If I Took #YOLO Seriously
As of late I’ve had a plethora of my Facebook friends update their status along the lines of something similar to:
“Like OMG it’s Friday night! With all my [girlz/boyz] downtown getting crunk! Black out or back out! #YOLO”
And after I defriend them, I wonder to myself, is “YOLO” really about going downtown, taking pictures of yourself getting (or pretending to get) plastered, and blacking out in a pool of your own vomit in a public bathroom? Is life really about taking shots? Maybe they were thinking to themselves, “We’re totally YOLO-ing guys!” whenever Kimmy decides to go comatose and needs a helicopter EVAC to the hospital. Now, don’t get me wrong, who doesn’t like to party? But does this situation really deserve the honor of “You Only Live Once?” Apparently there’s a world full of “YOLO-ers” that have figured out life’s greatest moments, and my view of life seems to be a little shy of that.
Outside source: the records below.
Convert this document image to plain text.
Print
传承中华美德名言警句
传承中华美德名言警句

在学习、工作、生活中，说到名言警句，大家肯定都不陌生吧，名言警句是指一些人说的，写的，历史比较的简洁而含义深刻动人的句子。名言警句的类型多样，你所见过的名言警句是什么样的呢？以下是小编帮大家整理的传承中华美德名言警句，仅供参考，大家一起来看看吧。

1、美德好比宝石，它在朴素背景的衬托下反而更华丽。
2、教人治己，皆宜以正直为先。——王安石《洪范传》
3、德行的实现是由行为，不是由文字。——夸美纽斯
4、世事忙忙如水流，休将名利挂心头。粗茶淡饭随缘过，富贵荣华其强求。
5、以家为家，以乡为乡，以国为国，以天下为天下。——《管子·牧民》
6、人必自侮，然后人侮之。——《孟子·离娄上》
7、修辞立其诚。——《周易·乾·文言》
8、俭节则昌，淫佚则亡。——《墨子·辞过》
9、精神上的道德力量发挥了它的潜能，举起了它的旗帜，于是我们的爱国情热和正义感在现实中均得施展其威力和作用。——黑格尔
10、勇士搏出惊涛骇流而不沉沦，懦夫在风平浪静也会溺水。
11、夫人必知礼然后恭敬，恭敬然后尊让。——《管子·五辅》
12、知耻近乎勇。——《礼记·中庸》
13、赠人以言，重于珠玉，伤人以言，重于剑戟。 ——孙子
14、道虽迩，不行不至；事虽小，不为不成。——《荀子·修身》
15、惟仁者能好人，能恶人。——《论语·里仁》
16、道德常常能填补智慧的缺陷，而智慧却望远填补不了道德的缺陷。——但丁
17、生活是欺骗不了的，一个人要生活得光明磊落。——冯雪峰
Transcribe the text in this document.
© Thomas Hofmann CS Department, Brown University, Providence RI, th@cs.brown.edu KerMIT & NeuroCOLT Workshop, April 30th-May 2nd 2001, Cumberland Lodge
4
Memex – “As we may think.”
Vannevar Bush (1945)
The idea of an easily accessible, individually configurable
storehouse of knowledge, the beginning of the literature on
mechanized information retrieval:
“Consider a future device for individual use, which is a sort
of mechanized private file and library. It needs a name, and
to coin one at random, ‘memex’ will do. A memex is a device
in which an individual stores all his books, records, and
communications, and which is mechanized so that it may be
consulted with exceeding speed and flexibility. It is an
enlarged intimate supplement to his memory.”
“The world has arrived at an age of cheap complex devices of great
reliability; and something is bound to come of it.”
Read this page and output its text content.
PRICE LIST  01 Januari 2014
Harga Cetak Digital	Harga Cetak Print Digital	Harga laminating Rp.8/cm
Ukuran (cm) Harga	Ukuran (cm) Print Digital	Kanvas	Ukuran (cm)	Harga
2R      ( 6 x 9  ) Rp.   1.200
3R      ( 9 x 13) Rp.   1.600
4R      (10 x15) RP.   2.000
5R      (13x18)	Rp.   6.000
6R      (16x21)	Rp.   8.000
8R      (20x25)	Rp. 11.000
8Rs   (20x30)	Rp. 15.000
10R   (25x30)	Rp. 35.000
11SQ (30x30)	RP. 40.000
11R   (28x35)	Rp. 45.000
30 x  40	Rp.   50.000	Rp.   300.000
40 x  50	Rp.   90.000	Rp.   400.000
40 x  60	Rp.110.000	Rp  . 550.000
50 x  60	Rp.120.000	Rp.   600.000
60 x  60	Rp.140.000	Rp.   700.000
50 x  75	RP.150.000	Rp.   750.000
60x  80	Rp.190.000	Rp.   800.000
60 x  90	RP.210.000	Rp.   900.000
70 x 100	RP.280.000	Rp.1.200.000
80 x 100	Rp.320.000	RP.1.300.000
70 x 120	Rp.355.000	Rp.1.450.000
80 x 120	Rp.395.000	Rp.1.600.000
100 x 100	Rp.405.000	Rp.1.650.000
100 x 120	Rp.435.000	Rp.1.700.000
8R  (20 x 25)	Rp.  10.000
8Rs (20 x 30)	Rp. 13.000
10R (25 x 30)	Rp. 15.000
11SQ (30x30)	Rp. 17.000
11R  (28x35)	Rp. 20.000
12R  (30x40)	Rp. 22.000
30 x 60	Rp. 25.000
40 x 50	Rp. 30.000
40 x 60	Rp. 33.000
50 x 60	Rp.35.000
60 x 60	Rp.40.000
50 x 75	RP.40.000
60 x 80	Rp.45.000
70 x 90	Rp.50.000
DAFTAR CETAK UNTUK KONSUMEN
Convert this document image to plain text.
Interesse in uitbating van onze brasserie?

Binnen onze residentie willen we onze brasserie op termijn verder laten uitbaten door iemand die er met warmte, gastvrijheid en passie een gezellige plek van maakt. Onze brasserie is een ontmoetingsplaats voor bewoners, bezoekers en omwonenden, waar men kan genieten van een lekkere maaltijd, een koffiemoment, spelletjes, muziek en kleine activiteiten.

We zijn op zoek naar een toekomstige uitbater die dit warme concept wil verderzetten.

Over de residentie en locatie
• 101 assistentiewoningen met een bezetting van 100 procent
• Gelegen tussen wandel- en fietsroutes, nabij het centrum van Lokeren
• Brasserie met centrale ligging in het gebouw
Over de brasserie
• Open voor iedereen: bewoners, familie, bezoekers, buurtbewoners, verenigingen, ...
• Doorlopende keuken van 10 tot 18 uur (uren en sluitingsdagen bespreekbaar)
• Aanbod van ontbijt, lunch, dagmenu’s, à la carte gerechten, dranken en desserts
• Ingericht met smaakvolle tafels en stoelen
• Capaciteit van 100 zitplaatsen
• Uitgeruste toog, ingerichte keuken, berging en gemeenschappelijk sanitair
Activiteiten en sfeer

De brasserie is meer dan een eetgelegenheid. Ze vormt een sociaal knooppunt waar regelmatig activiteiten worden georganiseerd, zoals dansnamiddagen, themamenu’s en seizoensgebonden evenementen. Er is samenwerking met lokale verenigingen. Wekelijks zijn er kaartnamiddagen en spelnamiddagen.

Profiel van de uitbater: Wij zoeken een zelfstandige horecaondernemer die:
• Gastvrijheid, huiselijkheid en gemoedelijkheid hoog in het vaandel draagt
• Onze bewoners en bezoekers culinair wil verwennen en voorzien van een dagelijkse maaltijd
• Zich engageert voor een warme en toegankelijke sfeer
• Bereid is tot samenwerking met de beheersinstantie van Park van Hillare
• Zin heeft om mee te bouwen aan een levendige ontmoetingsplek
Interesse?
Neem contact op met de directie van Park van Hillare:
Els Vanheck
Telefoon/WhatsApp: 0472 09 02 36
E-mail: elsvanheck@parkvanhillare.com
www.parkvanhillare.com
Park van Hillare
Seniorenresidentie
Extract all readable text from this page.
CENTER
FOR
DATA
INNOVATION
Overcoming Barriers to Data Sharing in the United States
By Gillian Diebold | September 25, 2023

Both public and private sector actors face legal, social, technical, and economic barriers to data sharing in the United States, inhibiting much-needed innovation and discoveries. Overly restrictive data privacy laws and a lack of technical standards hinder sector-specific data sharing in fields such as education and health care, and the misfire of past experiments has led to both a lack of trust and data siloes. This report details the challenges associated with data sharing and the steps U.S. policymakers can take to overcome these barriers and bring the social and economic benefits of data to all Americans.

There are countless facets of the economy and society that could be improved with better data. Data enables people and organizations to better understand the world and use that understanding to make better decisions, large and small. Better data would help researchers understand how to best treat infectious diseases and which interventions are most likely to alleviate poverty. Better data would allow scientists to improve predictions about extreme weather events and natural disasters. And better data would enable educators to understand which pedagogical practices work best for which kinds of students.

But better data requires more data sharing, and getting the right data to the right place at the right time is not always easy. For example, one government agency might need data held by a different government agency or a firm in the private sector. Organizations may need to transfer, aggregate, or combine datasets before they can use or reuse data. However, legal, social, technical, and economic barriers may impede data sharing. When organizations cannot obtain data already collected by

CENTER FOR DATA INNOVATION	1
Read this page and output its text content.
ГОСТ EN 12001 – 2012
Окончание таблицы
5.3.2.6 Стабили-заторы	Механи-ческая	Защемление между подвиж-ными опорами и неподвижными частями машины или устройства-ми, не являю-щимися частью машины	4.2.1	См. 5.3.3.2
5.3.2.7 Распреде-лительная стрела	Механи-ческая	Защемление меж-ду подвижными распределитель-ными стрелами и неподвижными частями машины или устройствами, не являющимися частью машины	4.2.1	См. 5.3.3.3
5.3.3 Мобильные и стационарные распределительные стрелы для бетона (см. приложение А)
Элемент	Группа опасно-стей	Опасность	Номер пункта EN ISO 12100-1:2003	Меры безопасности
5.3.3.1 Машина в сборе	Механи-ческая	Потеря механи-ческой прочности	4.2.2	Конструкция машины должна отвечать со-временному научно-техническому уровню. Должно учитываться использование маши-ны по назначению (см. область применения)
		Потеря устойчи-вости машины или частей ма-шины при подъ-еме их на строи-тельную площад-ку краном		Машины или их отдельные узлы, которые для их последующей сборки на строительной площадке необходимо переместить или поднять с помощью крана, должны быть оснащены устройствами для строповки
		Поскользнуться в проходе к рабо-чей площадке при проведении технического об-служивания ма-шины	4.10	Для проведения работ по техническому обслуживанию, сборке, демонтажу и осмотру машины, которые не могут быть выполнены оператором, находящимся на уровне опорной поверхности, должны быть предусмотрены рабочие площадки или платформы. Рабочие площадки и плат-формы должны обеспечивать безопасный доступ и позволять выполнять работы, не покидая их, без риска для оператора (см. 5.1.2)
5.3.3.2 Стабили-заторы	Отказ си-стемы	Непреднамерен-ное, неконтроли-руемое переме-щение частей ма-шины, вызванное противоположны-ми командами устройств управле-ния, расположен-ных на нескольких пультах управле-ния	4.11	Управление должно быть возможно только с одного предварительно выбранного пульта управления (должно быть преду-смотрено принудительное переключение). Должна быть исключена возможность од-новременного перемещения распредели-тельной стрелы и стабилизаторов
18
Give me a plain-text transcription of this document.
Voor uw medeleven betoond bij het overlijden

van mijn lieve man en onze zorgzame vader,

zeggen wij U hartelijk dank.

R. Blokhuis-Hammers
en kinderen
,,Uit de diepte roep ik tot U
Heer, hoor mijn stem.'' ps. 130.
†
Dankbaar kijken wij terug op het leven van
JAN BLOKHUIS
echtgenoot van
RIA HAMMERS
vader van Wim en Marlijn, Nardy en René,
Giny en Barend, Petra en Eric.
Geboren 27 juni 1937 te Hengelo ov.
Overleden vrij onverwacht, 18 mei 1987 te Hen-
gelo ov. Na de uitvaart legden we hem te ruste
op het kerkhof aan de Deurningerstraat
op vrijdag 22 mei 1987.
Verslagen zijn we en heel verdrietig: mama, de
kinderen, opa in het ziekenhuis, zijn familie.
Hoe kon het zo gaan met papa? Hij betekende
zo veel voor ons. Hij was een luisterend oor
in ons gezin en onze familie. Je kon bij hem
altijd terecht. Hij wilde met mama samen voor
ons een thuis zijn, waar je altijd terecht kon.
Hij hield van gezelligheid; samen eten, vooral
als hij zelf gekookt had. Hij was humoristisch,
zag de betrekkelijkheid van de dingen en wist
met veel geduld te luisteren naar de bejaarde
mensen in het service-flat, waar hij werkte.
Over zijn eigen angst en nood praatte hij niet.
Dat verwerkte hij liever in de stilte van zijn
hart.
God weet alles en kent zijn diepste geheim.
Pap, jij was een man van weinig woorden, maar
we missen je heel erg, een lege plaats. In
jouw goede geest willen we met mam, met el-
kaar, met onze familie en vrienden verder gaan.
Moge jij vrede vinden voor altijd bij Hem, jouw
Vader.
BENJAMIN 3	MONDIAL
Call me old-fashioned, but I never brag on Facebook. The whole thing just seems too… pretentious-asshole, attention-seeking, really-crying-inside. And as much as I love my friends, doing dumb things with them, and having a great time, it probably wouldn’t deserve a “YOLO.” YOLO’s implications should be much more positive. “You Only Live Once” conveys a message similar to that of the saying “I realize my life is temporary, and someday I will either ascend to the great beyond or simply cease to exist. I need to investigate as much of my own and the world’s potential in order to fulfill myself as a spiritual and physical entity of the universe.” And whether or not it may be true, you only live once. And while raging like a fiend may be a part of that, hopefully there’s more to life than tequila and regurgitated pizza.
If someone were to force me to update my Facebook status with the moments when I thought “YOLO” was a necessary hash tag, these would be included, at some point in my life:
- “I just married the only woman that would ever complete me. #YOLO”
- “Adopted a son. #YOLO”
- “Started donating 50 cents a day for homeless animals. #YOLO #sarahmclachlan”
- “I learned that money isn’t the answer, but family is. #YOLO”
- “I just made the best Bananas foster crêpes. #YOLO #pauladeen”
- “I just changed my name to Nickolai Zelovanokoff. Moving to Russia #YOLO #lovethosefurhats”
- “A man’s left testicle hangs lower than the right to account for the scissor motion of the legs. I love having the opportunity to go to college. #YOLO”
- “I came out to my parents and friends. I’m not ashamed to be gay. YOLO#” *
- “Just revived my old high school band, Karmel Karl and the Milk Man. #YOLO”
*Homosexuality not a personal preference but something I respect for others.